King Solomon Restaurant — Igbo / Nigerian, Enugu
King Solomon Restaurant is the standard against which Enugu's other Nigerian kitchens are measured — a family-run dining room of the old school that has been producing the Igbo culinary canon with uncompromising authenticity for two generations.
The menu is a masterclass in Igbo cuisine: ofe onugbu (bitter leaf soup) with assorted meat and stockfish, oha soup with cocoyam and crayfish, ofe akwu (palm nut soup) served with pounded yam or eba. These are dishes that require genuine skill and long cooking — the stockfish must soak overnight, the palm nuts must be boiled and pressed fresh, the bitter leaf must be properly washed.
The palm wine here is the genuine article — tapped from oil palms in the surrounding countryside, collected in the morning, and served the same day when it is still sweet and lightly fermented. By afternoon it has developed a mild alcohol content; by evening it is properly fermented. King Solomon serves it at the correct point for each hour of the day.

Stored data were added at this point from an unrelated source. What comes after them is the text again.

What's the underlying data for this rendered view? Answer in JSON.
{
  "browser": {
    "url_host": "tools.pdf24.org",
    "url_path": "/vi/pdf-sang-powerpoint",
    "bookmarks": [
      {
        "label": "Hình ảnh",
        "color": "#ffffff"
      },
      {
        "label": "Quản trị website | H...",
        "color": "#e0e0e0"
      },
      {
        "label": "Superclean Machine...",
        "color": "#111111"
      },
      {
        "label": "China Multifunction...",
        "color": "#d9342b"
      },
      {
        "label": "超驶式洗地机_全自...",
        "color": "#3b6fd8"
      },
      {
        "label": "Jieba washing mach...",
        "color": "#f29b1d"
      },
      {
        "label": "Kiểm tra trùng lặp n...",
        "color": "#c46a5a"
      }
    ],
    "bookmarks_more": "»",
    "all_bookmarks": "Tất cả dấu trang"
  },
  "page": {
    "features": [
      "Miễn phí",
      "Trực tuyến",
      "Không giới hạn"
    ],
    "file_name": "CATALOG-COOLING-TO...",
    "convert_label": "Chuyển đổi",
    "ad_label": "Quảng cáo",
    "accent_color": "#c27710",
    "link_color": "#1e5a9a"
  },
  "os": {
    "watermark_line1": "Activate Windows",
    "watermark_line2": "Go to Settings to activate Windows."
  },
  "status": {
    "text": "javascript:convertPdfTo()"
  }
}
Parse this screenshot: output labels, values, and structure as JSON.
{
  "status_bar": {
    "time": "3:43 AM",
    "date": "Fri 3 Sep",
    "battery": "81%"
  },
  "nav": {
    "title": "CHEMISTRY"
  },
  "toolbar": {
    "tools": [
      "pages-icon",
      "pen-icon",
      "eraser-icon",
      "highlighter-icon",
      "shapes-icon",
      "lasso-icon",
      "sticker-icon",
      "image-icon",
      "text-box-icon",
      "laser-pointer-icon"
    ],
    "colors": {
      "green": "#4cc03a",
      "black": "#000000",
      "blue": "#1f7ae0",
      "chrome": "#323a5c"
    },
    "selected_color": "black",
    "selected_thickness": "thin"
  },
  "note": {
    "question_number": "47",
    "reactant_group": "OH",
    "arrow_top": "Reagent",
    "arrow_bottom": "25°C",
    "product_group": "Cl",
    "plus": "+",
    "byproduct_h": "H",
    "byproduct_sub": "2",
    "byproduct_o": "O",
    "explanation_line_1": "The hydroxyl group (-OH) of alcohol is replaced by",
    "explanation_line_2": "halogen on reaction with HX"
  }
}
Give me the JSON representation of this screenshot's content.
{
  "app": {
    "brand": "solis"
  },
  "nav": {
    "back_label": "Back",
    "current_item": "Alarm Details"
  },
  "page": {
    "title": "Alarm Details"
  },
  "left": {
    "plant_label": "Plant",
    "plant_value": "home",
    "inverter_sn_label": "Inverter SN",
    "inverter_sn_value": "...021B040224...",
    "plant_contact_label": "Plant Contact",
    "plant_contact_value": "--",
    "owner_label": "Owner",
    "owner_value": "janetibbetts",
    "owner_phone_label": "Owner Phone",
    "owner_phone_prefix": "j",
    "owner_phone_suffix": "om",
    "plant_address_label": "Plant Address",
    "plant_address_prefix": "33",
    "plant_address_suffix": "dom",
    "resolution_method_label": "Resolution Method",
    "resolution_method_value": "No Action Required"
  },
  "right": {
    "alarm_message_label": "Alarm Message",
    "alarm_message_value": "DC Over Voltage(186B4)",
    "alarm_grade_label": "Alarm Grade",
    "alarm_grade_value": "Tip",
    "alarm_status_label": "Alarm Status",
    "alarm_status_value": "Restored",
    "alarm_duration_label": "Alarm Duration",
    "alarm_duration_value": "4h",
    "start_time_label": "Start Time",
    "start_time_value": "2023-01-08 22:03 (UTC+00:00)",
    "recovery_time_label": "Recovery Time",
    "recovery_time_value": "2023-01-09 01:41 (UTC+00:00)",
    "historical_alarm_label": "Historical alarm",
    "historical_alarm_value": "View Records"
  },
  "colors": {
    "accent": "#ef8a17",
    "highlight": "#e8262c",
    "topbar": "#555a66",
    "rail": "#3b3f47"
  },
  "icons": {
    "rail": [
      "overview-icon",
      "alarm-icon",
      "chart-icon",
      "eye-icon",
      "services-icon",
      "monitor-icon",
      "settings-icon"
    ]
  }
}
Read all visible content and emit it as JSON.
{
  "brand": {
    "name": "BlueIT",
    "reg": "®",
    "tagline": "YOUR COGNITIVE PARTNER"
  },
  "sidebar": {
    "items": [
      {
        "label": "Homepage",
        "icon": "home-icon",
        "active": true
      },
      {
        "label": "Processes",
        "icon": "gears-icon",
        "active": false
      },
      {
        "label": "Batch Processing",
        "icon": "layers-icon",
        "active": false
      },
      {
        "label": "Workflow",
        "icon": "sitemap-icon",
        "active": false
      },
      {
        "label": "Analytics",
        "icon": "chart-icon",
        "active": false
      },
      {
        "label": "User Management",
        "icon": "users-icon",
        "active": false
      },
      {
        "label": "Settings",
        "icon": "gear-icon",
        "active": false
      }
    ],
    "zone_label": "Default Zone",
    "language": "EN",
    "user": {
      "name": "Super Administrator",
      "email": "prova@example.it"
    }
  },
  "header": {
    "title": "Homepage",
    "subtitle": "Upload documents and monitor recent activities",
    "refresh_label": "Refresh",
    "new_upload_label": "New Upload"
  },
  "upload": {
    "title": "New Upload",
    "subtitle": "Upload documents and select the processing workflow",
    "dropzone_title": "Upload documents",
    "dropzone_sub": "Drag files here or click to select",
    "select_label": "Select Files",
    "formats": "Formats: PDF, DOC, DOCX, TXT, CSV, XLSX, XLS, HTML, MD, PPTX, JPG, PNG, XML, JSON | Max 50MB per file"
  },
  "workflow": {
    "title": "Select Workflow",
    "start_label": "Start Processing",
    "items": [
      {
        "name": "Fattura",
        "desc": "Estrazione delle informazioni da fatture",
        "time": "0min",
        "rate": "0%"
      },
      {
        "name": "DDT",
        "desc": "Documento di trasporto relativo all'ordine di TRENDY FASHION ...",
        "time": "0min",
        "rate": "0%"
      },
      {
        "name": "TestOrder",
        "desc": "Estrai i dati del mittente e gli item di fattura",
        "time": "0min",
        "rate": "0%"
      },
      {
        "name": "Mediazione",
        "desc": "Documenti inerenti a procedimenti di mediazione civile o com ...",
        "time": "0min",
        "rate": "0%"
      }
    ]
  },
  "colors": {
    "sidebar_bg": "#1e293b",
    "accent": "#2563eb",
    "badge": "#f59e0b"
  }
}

The owner's insistence on traditional methods in an era when most Nigerian restaurants use shortcuts is a form of cultural preservation as much as a culinary choice. Eating at King Solomon is a deliberate engagement with Igbo food heritage.
Best Occasion: Great for Birthdays
The celebratory ofe onugbu with goat meat and cow skin, shared pounded yam, and palm wine flowing through the meal — Igbo celebration eating in its most honest form.
Best Occasion: Perfect for Solo Dining
A bowl of oha soup with eba and a glass of fresh palm wine. The most culturally specific solo lunch available in Enugu, and among the most satisfying.